LOKAWARTA.COM,SOLO-Ketua Yayasan Perguruan Tinggi (YPT) Slamet Riyadi Surakarta, Sularno mengingatkan bahwa perguruan tinggi bukanlah sinterklas yang membagi bagikan bantuan pada saat melakukan pengabdian masyarakat.
Karena itu, Sularno berpesan pada para dosen dan para mahasiswa yang sedang melakukan pengabdian masyarakat untuk berhati-hati di tengah tengah masyarakat dan jangan menjanjikan sesuatu yang tidak atau belum pasti.
Dalam melaksanakan pengabdian masyarakat, kata Sularno, tugas dosen dan mahasiswa itu hanya memotret kondisi masyarakat yang ada. Istilah para OPD atau organisasi perangkat daerah (OPD) adalah belanja masalah.
Kemudian, lanjut mantan Bupati Purbalingga itu, para dosen dan para mahasiswa memberi pendampingan, menuntun, memberi bimbingan, dan mencarikan solusi pada masyarakat, dimana dosen dan mahasiswa itu melakukan pengabdian.
“Soal pembangunan di tempat itu, di desa itu, terutama pembangunan fisik, itu adalah tugas kepala daerah, tugas bupati,” kata Sularno ketika membuka seminar nasional pengabdian masyarakat (senadimas) di kampus Unisri Surakarta, baru-baru ini.
Seminar nasional pengabdian masyarakat bertajuk “Peran Perguruan Tinggi Dalam Pengentasan Kemiskinan dan Masalah Sosial Lainnya” itu diikuti 76 dosen dari internal Universitas Slamet Riyadi Surakarta.
“Dan enam peserta lainnya dari luar, yaitu UNS Surakarta, Uninus Bandung serta USB dan Uniba Surakarta,” kata ketua panitia seminar Ahmad Mustofa dalam laporannya.
Rektor Universitas Slamet Riyadi / Unisri Surakarta Prof Dr Sutardi mengatakan, tema seminar nasional kali ini, yakni “Peran Perguruan Tinggi Dalam Pengentasan Kemiskinan dan Masalah Sosial Lainnya” cukup menantang, meski klise.

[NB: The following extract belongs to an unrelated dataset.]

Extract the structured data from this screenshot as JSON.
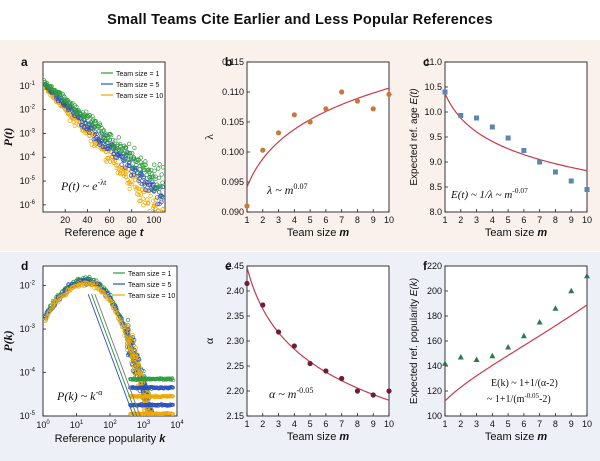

Prof Dr Sutardi melihat, kemiskinan di Indonesia itu lebih pada kemiskinan struktural, terutama di daerah terpencil. Ia mencontohkan, kalau ora tuanya tidak sekolah, kebanyakan anaknya juga tidak sekolah, bahkan sampai cucu, atau cucit.
“Sejak saya KKN, program pengentasan kemiskinan dan pemberdayaan masyarakat itu selalu ada, tapi masyarakat miskin juga tidak berkurang secara signifikan,” kata rektor.

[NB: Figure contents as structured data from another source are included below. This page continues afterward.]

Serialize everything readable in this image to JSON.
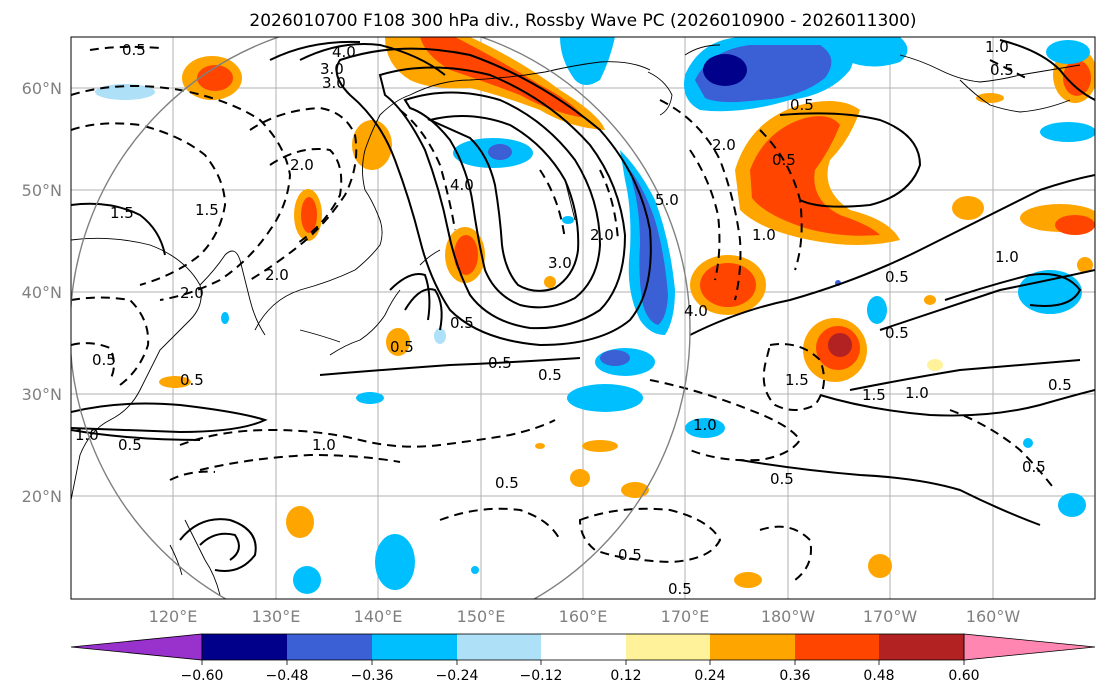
{
  "title": "2026010700 F108 300 hPa div., Rossby Wave PC (2026010900 - 2026011300)",
  "map": {
    "lat_labels": [
      "60°N",
      "50°N",
      "40°N",
      "30°N",
      "20°N"
    ],
    "lon_labels": [
      "120°E",
      "130°E",
      "140°E",
      "150°E",
      "160°E",
      "170°E",
      "180°W",
      "170°W",
      "160°W"
    ],
    "extent": {
      "lon_min": 110,
      "lon_max": 210,
      "lat_min": 10,
      "lat_max": 65
    },
    "contour_labels": [
      "0.5",
      "1.0",
      "1.5",
      "2.0",
      "3.0",
      "4.0",
      "5.0"
    ],
    "colors": {
      "pos_0_12": "#fff29a",
      "pos_0_24": "#ffa500",
      "pos_0_36": "#ff4500",
      "pos_0_48": "#b22222",
      "pos_0_60": "#ff86b0",
      "neg_0_12": "#aee0f8",
      "neg_0_24": "#00bfff",
      "neg_0_36": "#3b5fd4",
      "neg_0_48": "#00008b",
      "neg_0_60": "#9932cc"
    }
  },
  "colorbar": {
    "ticks": [
      "−0.60",
      "−0.48",
      "−0.36",
      "−0.24",
      "−0.12",
      "0.12",
      "0.24",
      "0.36",
      "0.48",
      "0.60"
    ],
    "colors": [
      "#9932cc",
      "#00008b",
      "#3b5fd4",
      "#00bfff",
      "#aee0f8",
      "#ffffff",
      "#fff29a",
      "#ffa500",
      "#ff4500",
      "#b22222",
      "#ff86b0"
    ]
  }
}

“Karena itu, saya minta pada para dosen dan mahasiswa yang melakukan pengabdian masyarakat dalam rangka pengentasan kemiskinan atau pemberdayaan masyarakat untuk membuat program yang sederhan, jangan muluk-muluk.”
“Bila perlu, program itu bisa ‘mentes’ dan bisa menjadi prototype serta bisa diaplikasikan di tempat lain dalam rangka pengentasan kemiskinan atau pemberdayaan masyarakat dan masalah sosial lainnya,” kata Prof Dr Sutardi.(***)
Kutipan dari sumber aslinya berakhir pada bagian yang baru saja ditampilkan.